Quels sont les objectifs du Pacte national pour l’industrie (Pacto nacional para la industria) ?
Notre objectif est de faire qu’en 2030, la part de l’industrie représente 25 % du PIB de la Catalogne. Comme le reste de l’Europe, la Catalogne a perdu du poids industriel, et il faut relancer notre industrie, notamment dans des secteurs comme la chimie et l’automobile où nous sommes forts. Cette réindustrialisation permettra non seulement la croissance économique, mais aussi la génération d’emplois de qualité, bien rémunérés, à forte valeur ajoutée.

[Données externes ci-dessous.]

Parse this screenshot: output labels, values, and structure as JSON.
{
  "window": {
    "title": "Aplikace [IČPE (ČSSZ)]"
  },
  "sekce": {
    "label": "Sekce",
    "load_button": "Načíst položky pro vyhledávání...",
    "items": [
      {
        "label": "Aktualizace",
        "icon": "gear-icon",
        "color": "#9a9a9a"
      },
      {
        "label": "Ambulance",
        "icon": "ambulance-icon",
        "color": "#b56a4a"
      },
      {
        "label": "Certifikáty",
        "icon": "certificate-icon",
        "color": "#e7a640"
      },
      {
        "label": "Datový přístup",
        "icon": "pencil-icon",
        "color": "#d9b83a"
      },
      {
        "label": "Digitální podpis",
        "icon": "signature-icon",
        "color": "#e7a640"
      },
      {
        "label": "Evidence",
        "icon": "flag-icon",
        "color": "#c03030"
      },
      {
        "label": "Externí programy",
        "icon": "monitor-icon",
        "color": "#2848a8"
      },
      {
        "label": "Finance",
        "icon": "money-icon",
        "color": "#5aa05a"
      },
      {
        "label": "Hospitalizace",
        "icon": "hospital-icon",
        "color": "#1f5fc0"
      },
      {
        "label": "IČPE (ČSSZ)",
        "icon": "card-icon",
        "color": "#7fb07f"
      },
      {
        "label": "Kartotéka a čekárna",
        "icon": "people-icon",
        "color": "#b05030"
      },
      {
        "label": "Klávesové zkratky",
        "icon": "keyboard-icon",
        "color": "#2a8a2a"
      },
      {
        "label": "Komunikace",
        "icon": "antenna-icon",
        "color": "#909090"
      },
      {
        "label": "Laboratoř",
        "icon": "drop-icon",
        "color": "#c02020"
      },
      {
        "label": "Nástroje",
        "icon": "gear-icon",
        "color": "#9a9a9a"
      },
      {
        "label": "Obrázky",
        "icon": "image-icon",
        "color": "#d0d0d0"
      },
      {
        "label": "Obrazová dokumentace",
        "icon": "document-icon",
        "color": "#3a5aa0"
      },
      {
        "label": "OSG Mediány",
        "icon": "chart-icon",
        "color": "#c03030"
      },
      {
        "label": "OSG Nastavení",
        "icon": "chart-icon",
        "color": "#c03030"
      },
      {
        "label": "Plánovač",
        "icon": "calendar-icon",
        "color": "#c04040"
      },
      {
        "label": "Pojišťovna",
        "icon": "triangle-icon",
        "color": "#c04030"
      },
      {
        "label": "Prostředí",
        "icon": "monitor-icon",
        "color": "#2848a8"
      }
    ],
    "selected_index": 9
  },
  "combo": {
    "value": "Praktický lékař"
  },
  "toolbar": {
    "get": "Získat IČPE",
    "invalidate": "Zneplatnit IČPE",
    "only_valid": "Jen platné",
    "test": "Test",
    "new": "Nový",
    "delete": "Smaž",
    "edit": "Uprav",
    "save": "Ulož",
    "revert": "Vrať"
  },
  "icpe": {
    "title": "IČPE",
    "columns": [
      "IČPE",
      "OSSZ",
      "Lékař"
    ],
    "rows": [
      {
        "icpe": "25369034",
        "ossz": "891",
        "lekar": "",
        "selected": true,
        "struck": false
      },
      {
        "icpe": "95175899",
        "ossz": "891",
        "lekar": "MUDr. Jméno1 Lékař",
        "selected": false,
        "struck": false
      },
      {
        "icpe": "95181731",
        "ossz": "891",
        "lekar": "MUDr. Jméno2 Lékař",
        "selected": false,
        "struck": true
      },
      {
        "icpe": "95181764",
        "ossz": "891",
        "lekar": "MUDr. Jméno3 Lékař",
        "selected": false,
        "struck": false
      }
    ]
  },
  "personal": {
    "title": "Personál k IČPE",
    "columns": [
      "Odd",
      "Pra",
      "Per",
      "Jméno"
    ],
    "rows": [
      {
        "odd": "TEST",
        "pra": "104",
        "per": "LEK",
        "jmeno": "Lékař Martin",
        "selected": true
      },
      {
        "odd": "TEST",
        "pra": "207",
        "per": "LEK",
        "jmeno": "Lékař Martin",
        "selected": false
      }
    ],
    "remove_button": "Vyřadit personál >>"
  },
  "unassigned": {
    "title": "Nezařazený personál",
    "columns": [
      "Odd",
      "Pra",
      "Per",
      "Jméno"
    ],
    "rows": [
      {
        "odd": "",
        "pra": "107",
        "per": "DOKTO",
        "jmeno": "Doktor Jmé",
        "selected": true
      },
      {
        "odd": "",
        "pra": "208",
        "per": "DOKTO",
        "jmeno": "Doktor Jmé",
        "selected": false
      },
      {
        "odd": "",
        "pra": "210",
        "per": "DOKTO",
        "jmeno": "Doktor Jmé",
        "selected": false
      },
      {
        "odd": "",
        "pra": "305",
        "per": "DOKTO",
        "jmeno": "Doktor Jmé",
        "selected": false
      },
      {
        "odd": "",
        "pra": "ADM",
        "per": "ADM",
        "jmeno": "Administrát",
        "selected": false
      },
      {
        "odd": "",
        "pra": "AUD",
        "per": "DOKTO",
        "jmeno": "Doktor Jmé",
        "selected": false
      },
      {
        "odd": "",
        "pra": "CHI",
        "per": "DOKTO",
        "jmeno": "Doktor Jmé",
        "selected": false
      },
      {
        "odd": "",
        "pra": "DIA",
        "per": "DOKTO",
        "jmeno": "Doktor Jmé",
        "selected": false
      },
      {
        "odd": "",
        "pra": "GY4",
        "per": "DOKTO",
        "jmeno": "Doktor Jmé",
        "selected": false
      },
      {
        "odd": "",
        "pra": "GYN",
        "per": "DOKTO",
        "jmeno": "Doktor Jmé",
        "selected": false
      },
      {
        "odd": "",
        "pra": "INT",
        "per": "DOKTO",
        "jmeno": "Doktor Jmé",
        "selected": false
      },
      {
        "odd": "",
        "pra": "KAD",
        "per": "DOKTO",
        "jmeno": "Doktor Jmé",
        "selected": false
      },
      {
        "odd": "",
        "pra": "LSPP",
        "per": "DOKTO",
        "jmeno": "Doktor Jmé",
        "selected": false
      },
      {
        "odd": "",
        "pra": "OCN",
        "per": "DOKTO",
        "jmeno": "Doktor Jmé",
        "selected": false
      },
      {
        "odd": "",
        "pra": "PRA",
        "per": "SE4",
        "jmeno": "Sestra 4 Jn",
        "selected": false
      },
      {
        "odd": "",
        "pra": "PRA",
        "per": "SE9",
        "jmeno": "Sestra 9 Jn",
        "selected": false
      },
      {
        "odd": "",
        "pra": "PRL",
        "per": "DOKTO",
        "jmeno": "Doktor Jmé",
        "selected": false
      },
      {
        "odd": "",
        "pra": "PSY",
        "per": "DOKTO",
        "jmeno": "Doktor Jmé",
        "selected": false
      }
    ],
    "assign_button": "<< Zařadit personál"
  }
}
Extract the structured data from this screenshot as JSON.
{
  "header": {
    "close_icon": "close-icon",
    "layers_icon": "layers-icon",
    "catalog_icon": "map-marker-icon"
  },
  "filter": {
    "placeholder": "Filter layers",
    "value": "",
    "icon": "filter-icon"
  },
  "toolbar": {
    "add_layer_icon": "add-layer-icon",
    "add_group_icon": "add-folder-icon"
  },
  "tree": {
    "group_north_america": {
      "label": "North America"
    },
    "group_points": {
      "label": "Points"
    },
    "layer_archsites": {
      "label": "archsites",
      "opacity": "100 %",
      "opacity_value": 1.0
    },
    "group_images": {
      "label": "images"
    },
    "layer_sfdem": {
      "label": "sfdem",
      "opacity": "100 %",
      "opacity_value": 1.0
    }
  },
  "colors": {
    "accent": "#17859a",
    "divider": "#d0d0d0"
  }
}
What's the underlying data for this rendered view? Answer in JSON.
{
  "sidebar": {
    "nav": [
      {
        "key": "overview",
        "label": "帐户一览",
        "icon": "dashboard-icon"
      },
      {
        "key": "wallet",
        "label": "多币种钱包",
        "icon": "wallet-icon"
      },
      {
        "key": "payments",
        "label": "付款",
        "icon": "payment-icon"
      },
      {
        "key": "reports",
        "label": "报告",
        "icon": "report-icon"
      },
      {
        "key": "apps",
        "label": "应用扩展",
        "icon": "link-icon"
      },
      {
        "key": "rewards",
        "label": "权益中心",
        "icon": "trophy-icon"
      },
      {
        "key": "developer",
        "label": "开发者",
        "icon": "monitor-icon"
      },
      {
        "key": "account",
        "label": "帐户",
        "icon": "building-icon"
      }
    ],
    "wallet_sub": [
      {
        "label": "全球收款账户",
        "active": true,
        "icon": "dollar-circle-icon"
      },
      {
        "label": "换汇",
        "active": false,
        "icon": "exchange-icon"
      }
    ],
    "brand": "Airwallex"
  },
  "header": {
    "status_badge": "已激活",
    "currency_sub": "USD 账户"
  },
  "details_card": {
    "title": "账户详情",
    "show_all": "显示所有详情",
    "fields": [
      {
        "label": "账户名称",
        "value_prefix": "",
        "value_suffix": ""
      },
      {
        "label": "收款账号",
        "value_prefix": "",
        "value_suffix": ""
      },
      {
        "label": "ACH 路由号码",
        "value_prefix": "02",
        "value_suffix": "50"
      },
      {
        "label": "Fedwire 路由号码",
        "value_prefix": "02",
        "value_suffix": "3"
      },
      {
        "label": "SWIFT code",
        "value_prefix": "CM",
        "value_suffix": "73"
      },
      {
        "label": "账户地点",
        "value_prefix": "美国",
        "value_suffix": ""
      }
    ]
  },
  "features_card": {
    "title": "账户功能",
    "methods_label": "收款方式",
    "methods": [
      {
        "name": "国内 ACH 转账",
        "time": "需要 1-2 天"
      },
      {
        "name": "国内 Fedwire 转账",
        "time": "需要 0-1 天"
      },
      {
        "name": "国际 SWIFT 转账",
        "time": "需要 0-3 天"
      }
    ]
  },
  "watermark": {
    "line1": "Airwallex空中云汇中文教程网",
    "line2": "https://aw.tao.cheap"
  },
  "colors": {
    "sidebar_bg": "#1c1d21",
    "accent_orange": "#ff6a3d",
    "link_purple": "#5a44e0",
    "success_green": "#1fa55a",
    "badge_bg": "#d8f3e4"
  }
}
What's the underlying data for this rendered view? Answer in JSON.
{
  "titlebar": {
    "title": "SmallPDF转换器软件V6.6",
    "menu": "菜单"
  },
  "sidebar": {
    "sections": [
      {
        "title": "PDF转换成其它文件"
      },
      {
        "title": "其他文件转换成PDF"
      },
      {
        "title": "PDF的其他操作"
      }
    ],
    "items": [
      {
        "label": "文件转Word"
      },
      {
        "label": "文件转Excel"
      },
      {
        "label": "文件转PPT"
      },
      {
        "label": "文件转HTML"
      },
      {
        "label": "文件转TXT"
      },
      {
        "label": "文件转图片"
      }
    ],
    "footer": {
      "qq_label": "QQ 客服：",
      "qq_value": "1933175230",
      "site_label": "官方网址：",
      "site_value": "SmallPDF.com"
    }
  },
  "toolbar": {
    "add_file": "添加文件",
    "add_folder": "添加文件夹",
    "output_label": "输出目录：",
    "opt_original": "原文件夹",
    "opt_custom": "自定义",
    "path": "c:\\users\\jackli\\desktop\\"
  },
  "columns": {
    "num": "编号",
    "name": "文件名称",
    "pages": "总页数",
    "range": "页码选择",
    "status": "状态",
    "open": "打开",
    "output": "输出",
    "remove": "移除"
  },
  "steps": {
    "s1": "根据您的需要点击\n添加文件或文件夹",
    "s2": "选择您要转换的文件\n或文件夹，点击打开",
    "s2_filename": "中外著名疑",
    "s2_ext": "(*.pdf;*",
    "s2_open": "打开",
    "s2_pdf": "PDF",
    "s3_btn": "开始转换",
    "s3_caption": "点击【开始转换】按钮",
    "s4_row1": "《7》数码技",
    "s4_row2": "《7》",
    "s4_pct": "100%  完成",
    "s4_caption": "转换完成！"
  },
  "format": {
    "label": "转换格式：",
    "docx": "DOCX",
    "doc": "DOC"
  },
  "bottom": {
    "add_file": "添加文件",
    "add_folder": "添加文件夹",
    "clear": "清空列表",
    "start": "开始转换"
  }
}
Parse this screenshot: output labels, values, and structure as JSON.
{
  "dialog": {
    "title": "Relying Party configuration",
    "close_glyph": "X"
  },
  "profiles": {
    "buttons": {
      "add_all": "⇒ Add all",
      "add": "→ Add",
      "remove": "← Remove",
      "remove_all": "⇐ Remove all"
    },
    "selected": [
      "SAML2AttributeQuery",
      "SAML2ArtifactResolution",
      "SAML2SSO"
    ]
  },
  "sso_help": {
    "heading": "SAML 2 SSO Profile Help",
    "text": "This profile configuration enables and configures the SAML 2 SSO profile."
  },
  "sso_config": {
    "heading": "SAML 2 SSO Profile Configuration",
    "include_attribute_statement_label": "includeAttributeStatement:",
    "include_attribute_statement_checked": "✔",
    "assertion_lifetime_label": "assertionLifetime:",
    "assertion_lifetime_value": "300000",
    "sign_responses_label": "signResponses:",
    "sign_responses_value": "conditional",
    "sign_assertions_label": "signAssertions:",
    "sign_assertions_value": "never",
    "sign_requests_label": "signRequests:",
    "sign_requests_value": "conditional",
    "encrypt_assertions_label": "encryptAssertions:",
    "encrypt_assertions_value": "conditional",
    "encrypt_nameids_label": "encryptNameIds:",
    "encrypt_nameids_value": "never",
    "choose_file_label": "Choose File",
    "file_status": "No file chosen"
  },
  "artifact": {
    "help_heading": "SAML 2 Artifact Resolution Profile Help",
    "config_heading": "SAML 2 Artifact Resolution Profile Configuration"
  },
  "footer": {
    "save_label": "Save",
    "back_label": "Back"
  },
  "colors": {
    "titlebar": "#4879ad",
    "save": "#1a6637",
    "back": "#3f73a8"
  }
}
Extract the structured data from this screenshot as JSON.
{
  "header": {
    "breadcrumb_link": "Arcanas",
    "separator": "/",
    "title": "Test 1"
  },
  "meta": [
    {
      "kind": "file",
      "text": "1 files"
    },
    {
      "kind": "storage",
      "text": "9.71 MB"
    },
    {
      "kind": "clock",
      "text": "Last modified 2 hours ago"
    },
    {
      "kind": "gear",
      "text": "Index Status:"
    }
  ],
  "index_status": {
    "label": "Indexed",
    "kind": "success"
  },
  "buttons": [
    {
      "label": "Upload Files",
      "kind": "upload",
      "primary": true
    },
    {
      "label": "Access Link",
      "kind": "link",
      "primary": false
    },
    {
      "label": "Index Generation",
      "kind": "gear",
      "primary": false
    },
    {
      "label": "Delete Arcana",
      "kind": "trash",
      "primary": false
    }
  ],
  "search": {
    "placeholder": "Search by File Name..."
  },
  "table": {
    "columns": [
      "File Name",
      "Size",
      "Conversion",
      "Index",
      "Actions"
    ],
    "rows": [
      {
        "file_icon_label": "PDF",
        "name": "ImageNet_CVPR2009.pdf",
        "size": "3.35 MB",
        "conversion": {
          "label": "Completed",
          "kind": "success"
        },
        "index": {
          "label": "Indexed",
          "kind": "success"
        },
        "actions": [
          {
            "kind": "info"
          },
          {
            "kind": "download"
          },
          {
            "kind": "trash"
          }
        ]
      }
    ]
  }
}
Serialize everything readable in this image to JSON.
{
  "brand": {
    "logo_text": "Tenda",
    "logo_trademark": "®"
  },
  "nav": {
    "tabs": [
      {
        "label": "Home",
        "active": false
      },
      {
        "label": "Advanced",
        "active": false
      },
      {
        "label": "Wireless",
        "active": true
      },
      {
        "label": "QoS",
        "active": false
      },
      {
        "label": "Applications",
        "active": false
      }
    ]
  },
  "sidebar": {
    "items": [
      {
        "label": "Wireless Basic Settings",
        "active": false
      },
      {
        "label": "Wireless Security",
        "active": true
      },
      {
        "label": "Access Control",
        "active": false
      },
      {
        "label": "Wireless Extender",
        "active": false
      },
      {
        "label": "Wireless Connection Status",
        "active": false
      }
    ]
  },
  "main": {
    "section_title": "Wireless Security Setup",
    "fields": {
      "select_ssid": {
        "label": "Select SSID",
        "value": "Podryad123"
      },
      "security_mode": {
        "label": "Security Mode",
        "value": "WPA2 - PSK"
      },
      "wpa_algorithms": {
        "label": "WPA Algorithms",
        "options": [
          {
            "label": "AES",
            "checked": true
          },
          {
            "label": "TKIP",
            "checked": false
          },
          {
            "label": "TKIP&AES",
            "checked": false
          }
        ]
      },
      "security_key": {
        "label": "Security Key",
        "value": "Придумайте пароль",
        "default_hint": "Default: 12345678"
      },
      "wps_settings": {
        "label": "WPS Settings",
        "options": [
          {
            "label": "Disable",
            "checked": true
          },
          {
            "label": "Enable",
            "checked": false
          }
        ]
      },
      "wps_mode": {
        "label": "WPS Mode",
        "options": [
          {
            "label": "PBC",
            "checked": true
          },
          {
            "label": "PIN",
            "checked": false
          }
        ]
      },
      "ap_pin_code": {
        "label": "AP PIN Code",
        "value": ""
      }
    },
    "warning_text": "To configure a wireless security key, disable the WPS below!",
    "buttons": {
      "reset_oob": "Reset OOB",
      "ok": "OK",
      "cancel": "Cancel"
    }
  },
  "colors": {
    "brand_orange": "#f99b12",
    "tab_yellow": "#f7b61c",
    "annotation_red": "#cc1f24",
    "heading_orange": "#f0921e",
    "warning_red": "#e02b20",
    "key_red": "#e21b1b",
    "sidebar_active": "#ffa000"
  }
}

Pour atteindre notre objectif, notre Pacte national pour l’industrie liste plus d’une centaine d’actions spécifiques, avec leur équivalence budgétaire, et des indicateurs pour vérifier si elles évoluent correctement ou non. Nous sommes mis d’accord, concernant ce Pacte national pour l’industrie, avec les agents sociaux, les syndicats, les employeurs, mais aussi les universités, les syndicats, etc., afin d’identifier quels secteurs et quels processus nous voulons suivre pour réindustrialiser la Catalogne. Cela doit faire partie d’un consensus.
Quels sont les outils et moyens que vous mettez à la disposition des PME pour soutenir leur développement et leur compétitivité ?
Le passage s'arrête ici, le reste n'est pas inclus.